Opened 3 years ago

Closed 3 years ago

#26476 closed Bug (invalid)

Migration preserve_default does not works properly?

Reported by: madeng Owned by: nobody
Component: Migrations Version: 1.8
Severity: Normal Keywords: preserve_default sqlmigrate
Cc: g.bottalico@… Triage Stage: Unreviewed
Has patch: no Needs documentation: no
Needs tests: no Patch needs improvement: no
Easy pickings: no UI/UX: no

Description

Hi all, I'm using Django<1.9
When i change my model adding a default to one field or adding a new field to existing model with a default, and I launch:

./manage.py sqlmigrate my_app_label my_migration_name

I see:

BEGIN;
ALTER TABLE my_app_label ADD COLUMN my_char_field varchar(36) DEFAULT test NOT NULL;
ALTER TABLE my_app_label ALTER COLUMN my_char_field DROP DEFAULT;
COMMIT;

Reading Docs (https://docs.djangoproject.com/en/1.8/ref/migration-operations/#alterfield) i can see, about that preserve_default, that :

The preserve_default argument indicates whether the field’s default value is permanent and should be baked into the project state (True), or if it is temporary and just for this migration (False) - usually because the migration is altering a nullable field to a non-nullable one and needs a default value to put into existing rows. It does not affect the behavior of setting defaults in the database directly - Django never sets database defaults and always applies them in the Django ORM code.

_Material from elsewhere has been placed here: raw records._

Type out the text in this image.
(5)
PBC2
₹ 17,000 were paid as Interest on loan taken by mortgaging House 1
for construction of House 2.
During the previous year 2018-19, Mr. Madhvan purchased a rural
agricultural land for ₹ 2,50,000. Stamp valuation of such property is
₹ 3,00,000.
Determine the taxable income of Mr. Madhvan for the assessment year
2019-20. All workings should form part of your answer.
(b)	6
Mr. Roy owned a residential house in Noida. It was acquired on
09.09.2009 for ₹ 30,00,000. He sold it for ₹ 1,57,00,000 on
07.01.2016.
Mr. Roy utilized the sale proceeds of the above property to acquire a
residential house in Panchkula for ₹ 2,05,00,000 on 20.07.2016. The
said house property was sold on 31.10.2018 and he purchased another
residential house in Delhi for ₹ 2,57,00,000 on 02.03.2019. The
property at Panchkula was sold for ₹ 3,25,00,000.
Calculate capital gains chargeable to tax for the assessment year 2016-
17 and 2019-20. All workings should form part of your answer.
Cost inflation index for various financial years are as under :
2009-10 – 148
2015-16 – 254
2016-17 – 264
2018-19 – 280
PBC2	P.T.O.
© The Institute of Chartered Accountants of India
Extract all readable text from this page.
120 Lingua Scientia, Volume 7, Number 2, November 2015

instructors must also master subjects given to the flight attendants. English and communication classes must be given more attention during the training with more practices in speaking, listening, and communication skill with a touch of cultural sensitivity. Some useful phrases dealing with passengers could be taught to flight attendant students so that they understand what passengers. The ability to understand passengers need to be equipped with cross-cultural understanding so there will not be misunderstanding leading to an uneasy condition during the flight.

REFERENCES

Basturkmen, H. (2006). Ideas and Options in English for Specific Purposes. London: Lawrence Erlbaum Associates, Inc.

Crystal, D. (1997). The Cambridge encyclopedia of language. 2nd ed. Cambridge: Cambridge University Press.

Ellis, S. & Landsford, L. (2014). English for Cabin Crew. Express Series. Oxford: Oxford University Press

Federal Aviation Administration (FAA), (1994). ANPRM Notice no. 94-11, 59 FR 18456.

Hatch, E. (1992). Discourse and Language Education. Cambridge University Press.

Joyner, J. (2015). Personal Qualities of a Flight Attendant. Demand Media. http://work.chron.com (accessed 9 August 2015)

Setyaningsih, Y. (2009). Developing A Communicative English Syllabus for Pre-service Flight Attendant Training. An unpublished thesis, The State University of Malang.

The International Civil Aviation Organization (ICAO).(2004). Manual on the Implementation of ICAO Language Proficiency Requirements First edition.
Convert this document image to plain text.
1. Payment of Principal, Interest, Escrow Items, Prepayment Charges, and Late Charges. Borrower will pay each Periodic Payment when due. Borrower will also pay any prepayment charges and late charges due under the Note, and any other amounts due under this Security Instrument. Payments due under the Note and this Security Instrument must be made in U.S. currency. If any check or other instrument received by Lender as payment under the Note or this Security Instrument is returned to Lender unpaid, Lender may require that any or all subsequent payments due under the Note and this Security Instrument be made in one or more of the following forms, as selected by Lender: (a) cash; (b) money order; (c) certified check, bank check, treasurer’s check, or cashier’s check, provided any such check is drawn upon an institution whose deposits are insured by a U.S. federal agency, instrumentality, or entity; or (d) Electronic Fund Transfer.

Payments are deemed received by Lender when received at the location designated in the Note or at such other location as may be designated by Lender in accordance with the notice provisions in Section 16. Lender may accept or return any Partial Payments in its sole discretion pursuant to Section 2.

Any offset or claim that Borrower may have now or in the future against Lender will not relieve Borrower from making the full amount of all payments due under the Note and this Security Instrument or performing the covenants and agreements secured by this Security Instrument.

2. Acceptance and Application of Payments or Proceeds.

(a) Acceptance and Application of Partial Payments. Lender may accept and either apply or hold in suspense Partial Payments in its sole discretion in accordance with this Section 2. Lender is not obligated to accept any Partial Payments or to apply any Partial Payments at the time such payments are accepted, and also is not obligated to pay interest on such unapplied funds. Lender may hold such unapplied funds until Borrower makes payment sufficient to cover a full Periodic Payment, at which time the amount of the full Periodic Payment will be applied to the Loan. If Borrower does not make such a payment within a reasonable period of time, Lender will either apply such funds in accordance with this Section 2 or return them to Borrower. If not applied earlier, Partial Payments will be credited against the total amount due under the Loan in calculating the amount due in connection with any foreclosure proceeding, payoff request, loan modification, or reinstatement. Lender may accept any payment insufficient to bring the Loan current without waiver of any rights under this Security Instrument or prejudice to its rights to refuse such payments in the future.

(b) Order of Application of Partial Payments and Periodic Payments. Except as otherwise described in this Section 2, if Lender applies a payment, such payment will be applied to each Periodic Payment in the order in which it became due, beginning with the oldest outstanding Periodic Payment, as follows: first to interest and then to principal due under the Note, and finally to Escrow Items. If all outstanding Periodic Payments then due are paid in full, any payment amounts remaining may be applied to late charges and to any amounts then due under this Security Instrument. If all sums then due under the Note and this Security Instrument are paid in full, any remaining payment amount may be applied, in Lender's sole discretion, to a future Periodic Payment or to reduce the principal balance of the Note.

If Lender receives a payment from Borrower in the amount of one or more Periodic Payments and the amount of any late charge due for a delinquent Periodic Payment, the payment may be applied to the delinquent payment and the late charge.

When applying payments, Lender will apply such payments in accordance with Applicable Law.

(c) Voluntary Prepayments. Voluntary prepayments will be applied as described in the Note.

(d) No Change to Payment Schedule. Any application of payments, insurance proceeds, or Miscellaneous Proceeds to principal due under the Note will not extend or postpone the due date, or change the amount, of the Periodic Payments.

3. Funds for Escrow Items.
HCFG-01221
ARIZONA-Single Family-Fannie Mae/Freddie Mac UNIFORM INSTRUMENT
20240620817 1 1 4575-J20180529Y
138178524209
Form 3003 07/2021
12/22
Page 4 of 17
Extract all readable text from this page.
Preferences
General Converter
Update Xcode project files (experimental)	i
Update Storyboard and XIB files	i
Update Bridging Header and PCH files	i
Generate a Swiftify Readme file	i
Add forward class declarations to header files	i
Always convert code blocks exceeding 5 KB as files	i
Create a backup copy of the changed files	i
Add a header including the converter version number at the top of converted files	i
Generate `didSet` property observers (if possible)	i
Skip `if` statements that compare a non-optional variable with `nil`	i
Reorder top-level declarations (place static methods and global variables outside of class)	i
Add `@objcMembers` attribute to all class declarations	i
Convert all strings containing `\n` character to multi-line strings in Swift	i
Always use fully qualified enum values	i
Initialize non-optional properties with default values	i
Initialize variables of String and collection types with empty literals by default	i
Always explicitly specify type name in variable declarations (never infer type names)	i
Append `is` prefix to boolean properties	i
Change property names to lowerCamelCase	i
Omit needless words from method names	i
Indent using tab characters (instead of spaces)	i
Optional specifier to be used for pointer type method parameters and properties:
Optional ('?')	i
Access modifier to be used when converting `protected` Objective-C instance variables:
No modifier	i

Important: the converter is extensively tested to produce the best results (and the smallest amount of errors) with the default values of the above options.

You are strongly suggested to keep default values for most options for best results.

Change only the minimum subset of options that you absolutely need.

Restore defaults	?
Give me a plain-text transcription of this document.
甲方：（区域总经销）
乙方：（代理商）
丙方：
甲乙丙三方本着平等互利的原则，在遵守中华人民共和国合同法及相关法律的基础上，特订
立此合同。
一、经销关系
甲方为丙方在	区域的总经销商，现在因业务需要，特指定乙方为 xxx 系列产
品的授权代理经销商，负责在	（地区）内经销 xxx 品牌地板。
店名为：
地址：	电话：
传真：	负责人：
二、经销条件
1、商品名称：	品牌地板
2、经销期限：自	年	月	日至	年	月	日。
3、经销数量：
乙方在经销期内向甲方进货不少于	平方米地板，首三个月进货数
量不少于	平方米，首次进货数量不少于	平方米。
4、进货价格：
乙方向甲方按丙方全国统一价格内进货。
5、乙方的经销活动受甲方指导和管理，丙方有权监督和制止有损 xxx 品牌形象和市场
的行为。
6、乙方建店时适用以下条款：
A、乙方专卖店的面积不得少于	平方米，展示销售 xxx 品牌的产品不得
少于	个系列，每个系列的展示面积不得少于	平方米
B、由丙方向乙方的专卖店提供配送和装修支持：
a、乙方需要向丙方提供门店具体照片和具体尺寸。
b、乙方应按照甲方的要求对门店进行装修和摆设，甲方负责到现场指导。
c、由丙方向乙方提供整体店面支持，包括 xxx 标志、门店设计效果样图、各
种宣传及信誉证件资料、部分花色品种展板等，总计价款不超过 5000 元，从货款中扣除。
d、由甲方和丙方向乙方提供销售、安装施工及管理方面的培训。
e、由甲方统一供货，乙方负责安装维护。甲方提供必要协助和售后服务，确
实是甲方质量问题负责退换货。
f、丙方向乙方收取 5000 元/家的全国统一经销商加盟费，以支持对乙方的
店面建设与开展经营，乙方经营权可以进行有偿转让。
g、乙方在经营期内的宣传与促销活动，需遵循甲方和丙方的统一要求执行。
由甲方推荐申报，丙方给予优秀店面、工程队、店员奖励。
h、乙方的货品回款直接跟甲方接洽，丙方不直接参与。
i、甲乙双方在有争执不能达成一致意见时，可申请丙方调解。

So why I see launching sqlmigrate DEFAULT and than DROP DEFAULT ?
For large databases this could be an heavy pair of query.

Best Regards

Change History (3)

comment:1 Changed 3 years ago by madeng

Summary: Migration preserve_default does not work properlyMigration preserve_default does not works properly

comment:2 Changed 3 years ago by madeng

Summary: Migration preserve_default does not works properlyMigration preserve_default does not works properly?

comment:3 Changed 3 years ago by Shai Berger

Resolution: invalid
Status: newclosed

If table my_app_label is not empty when you run this migration, and you try to add a non-null column without a default, your database should give an error. This is why Django uses a default in the transaction.

Your reading of the documentation is a bit too literal -- or, arguably, the documentation is not clear enough; what is meant is that Django never leaves defaults in the database.

Indeed, for large databases the aler-table queries (well, the first) could be quite heavy. I am not aware of a light way to add a non-nullable column to a large table.